Il est encore important d’identifier les lacunes en matière d’information sur les conséquences de l’alcoolisme. Quoique les Navajo aient été fortement préoccupés par la question de l’abus d’alcool, ils n’étaient pas conscients de toutes les retombées pour les familles et le groupe. La formation apportée à la communauté sur ces conséquences a eu des résultats positifs (Kunitz & Levy, 1994).

Selon l’étude de Kunitz et Levy, qui ont étudié les taux d’alcoolisme pendant 25 ans, les programmes de prévention qui incluent la communauté se sont avérés plus efficaces que les programmes de traitement des années 1960, qui se concentraient sur l’individu par le moyen d’internements sporadiques jusqu’à ce que passe la crise d’abstinence. Ces programmes culpabilisaient les victimes et ignoraient les effets de l’abus sur la psychologie de l’alcoolique et de sa famille. À la fin des années 70, on a mis davantage l’accent sur la prévention et l’éducation des groupes identifiés comme problématiques à cause de leur mode de boire, y compris les femmes et les adolescents. Les auteurs ont observé que le comportement des Navajo par rapport à l’alcool s’était amélioré en 1991, probablement grâce à ces nouveaux programmes. Ils citent comme positifs l’augmentation de la participation de la communauté, le stimulus donné par les nouveaux programmes à la préservation de thérapies traditionnelles indigènes et les changements intervenus dans la conceptualisation de l’alcoolisme, considéré maintenant comme un phénomène de comportement et non comme une maladie. Ils ont observé que les programmes de prévention ont également des fonctions latentes, pouvant contribuer à l’amélioration de la situation du groupe, comme de nouveaux emplois, un nouveau sentiment de pouvoir (empowerment), la préservation des savoirs religieux et le sentiment d’identité culturelle. Au Brésil, l’équipe de la Fondation nationale de santé (FUNASA) et de l’Université fédérale du Rio Grande do Sul (UFRGS), qui travaille depuis un certain temps avec les Guarani de cet État, a observé que la discussion en soi paraît avoir engendré des effets positifs, justement en raison de l’inclusion des chefs et des pajés dans la résolution du problème (Ferreira, 2001c).
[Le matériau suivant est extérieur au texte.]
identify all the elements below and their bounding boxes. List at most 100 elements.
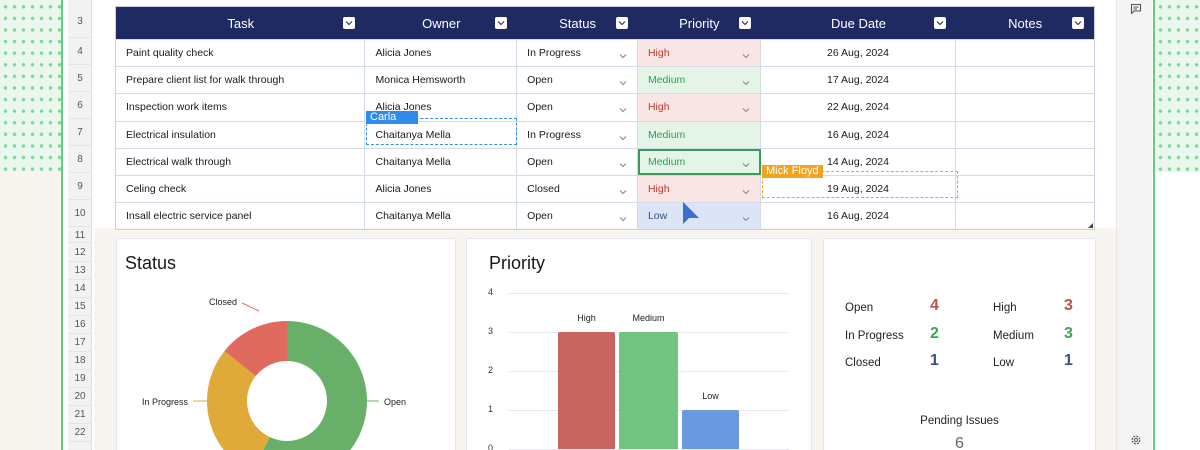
chevron-down-icon[interactable]	[742, 104, 750, 113]
summary-in-progress-label: In Progress	[845, 330, 904, 342]
column-header-owner[interactable]: Owner	[365, 7, 517, 39]
chevron-down-icon[interactable]	[742, 159, 750, 168]
row-number[interactable]: 7	[68, 119, 92, 146]
bar-high[interactable]	[558, 332, 615, 449]
cell-owner[interactable]: Alicia Jones	[365, 94, 518, 121]
cell-notes[interactable]	[956, 40, 1094, 66]
cell-owner[interactable]: Monica Hemsworth	[365, 67, 518, 94]
column-header-task[interactable]: Task	[116, 7, 365, 39]
row-number[interactable]: 17	[68, 334, 92, 352]
filter-dropdown-icon[interactable]	[934, 17, 947, 29]
cell-priority[interactable]: High	[637, 40, 761, 67]
cell-priority[interactable]: Medium	[637, 67, 761, 94]
cell-status[interactable]: In Progress	[517, 121, 638, 148]
filter-dropdown-icon[interactable]	[343, 17, 356, 29]
chevron-down-icon[interactable]	[619, 104, 627, 113]
row-number[interactable]: 15	[68, 298, 92, 316]
donut-slice-closed[interactable]	[224, 321, 287, 377]
chevron-down-icon[interactable]	[619, 186, 627, 195]
row-number[interactable]: 20	[68, 388, 92, 406]
chevron-down-icon[interactable]	[742, 77, 750, 86]
cell-due-date[interactable]: 16 Aug, 2024	[761, 121, 957, 148]
cell-notes[interactable]	[956, 122, 1094, 148]
bar-medium[interactable]	[619, 332, 678, 449]
row-number[interactable]: 11	[68, 228, 92, 243]
row-number[interactable]: 14	[68, 280, 92, 298]
row-number[interactable]: 12	[68, 243, 92, 262]
cell-task[interactable]: Prepare client list for walk through	[116, 67, 366, 94]
cell-due-date[interactable]: 22 Aug, 2024	[761, 94, 957, 121]
cell-due-date[interactable]: 14 Aug, 2024	[761, 148, 957, 175]
cell-priority[interactable]: Medium	[637, 121, 761, 148]
comment-icon[interactable]	[1130, 3, 1142, 15]
row-number[interactable]: 22	[68, 424, 92, 442]
row-number[interactable]: 4	[68, 38, 92, 65]
cell-status[interactable]: Open	[517, 67, 638, 94]
cell-task[interactable]: Electrical walk through	[116, 148, 366, 175]
cell-due-date[interactable]: 17 Aug, 2024	[761, 67, 957, 94]
cell-due-date[interactable]: 19 Aug, 2024	[761, 175, 957, 203]
cell-task[interactable]: Paint quality check	[116, 40, 366, 67]
row-number[interactable]: 13	[68, 262, 92, 280]
cell-status[interactable]: Closed	[517, 175, 638, 203]
cell-owner[interactable]: Chaitanya Mella	[365, 203, 518, 230]
priority-bar-chart[interactable]: 0 1 2 3 4 High Medium Low	[467, 239, 813, 450]
column-header-due-date[interactable]: Due Date	[761, 7, 957, 39]
cell-task[interactable]: Electrical insulation	[116, 121, 366, 148]
table-resize-handle[interactable]	[1088, 223, 1093, 229]
chevron-down-icon[interactable]	[619, 213, 627, 222]
cell-task[interactable]: Celing check	[116, 175, 366, 203]
cell-status[interactable]: Open	[517, 203, 638, 230]
chevron-down-icon[interactable]	[742, 50, 750, 59]
cell-priority[interactable]: High	[637, 94, 761, 121]
collaborator-tag-carla: Carla	[366, 111, 418, 124]
filter-dropdown-icon[interactable]	[738, 17, 751, 29]
cell-notes[interactable]	[956, 67, 1094, 93]
settings-icon[interactable]	[1130, 434, 1142, 446]
cell-status[interactable]: Open	[517, 148, 638, 175]
cell-task[interactable]: Insall electric service panel	[116, 203, 366, 230]
filter-dropdown-icon[interactable]	[495, 17, 508, 29]
column-header-label: Status	[559, 15, 596, 31]
cell-due-date[interactable]: 26 Aug, 2024	[761, 40, 957, 67]
cell-priority[interactable]: Low	[637, 203, 761, 230]
donut-slice-in-progress[interactable]	[207, 351, 270, 450]
chevron-down-icon[interactable]	[619, 77, 627, 86]
bar-low[interactable]	[682, 410, 739, 449]
cell-notes[interactable]	[956, 149, 1094, 175]
cell-owner[interactable]: Alicia Jones	[365, 40, 518, 67]
cell-owner[interactable]: Alicia Jones	[365, 175, 518, 203]
cell-priority[interactable]: High	[637, 175, 761, 203]
row-number[interactable]: 18	[68, 352, 92, 370]
row-number[interactable]: 19	[68, 370, 92, 388]
cell-due-date[interactable]: 16 Aug, 2024	[761, 203, 957, 230]
row-number[interactable]: 8	[68, 146, 92, 173]
row-number[interactable]: 16	[68, 316, 92, 334]
row-number[interactable]: 5	[68, 65, 92, 92]
cell-notes[interactable]	[956, 203, 1094, 229]
chevron-down-icon[interactable]	[619, 50, 627, 59]
cell-task[interactable]: Inspection work items	[116, 94, 366, 121]
cell-status[interactable]: In Progress	[517, 40, 638, 67]
column-header-status[interactable]: Status	[517, 7, 638, 39]
row-number[interactable]: 9	[68, 173, 92, 200]
chevron-down-icon[interactable]	[619, 132, 627, 140]
cell-status[interactable]: Open	[517, 94, 638, 121]
row-number[interactable]: 3	[68, 6, 92, 38]
column-header-priority[interactable]: Priority	[638, 7, 761, 39]
filter-dropdown-icon[interactable]	[1071, 17, 1084, 29]
chevron-down-icon[interactable]	[742, 186, 750, 195]
cell-priority[interactable]: Medium	[637, 148, 761, 175]
status-donut-chart[interactable]: Open In Progress Closed	[117, 239, 457, 450]
cell-notes[interactable]	[956, 176, 1094, 202]
cell-notes[interactable]	[956, 94, 1094, 120]
column-header-notes[interactable]: Notes	[956, 7, 1094, 39]
row-number[interactable]: 21	[68, 406, 92, 424]
row-number[interactable]: 10	[68, 200, 92, 227]
chevron-down-icon[interactable]	[619, 159, 627, 168]
donut-slice-open[interactable]	[252, 321, 367, 450]
row-number[interactable]: 6	[68, 92, 92, 119]
cell-owner[interactable]: Chaitanya Mella	[365, 148, 518, 175]
filter-dropdown-icon[interactable]	[615, 17, 628, 29]
chevron-down-icon[interactable]	[742, 213, 750, 222]
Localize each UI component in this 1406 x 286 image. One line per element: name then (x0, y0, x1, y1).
La prévention de l’abus d’alcool est une question d’éducation et de santé communautaire et doit être basée sur les nécessités de chaque communauté et sa participation à toutes les phases. Ces programmes sont liés aux options et aux alternatives de vie dont le groupe dispose dans sa situation actuelle. C’est pourquoi les actions concevables en vue de la prévention doivent être orientées vers la construction d’une vie saine et d’une identité positive et non se limiter aux activités dirigées directement contre le problème de l’alcoolisme comme maladie. Si l’alcoolisme est le résultat de divers facteurs indirects, les solutions pour sa prévention devront chercher à jouer sur ces facteurs et pourront entraîner des résultats positifs aussi bien directs qu’indirects.